Old Hollywood Stories


I love old Hollywood stories. Call me a nostalgic dude but something about people who were so…glamorous who acted so real seems to make me feel less alone about the filmmaking process. TRUE FILMmaking. Not digital. Barf.
Anyway, this one involves director Preston Sturges & Howard Hughes. Which, by the way, if you haven’t seen “Sullivan’s Travels” PLEASE PLEASE PLEASE seek it out. A sexy Veronica Lake, if anything, is a great reward for sitting through it. She’s the girl we all want. Sassy and brassy. And it’s about the movie business. Great lessons to learn in that movie. Even in modern times.
Here's her stroking it...to make YOU happy: https://streamable.com/d7q3
The year in 1950, and Sturges meets billionaire weirdo Hughes. They make a handshake agreement on movies Sturges was to direct. This would be unlimited pass to make his movies. Imagine this…a billionaire comes up to you and offers to fund every movie you make. ONE stipulation…if at ANY TIME, either one can call it completely off. Meaning, it would be the end of this arrangement, ANY reason at all.
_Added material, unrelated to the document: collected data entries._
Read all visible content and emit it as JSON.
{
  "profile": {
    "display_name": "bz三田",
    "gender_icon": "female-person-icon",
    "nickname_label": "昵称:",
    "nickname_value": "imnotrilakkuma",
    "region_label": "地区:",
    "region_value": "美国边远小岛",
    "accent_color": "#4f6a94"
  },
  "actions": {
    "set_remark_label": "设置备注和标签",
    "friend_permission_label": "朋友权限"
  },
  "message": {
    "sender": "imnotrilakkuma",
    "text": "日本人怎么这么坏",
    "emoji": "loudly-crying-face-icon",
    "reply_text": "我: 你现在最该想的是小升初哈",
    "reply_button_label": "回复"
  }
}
It would just end like that. Invoices would go to Hughes, and he’d sign every check.
The movie is “Vendetta” in 1950. They were into the heat of shooting the movie, roughly 40 days in, when Sturges gets a phone call from Hughes. He wants to call the whole thing off. Here’s things to remember…first movie they work on together…Sturges is an established director. Hughes just calls it off. On a day where there were over 100 extras, production shut down just like that. No reason given. Nothing was spoken of this for years. One day, over a lunch…someone who was attached to that production mentioned their theory as to why that had ended so abruptly. Seems during the production, Sturges had gone up to the horse trainer, and during breaks had asked the trainer how much it would cost him to ride the horse. To which the trainer said “Mr. Sturges…for you…c’mon…” So, Sturges would ride the horse daily free of charge. So he thought.
Turns out the horse trainer was charging production a massive sum every time Preston went riding. And as Hughes kept getting the invoices for this frivolous expense, the more steamed he got. He felt money was being wasted on things that wouldn’t end up on screen. Unbeknownst to Sturges. Hughes wasn’t the type to confront these things to get the truth. Only that he saw what he saw, and unlikely to budge from the perception.
I love stories like that. These anecdotes make me realize the insanity to which we go to, in an industry of mind-wandering people.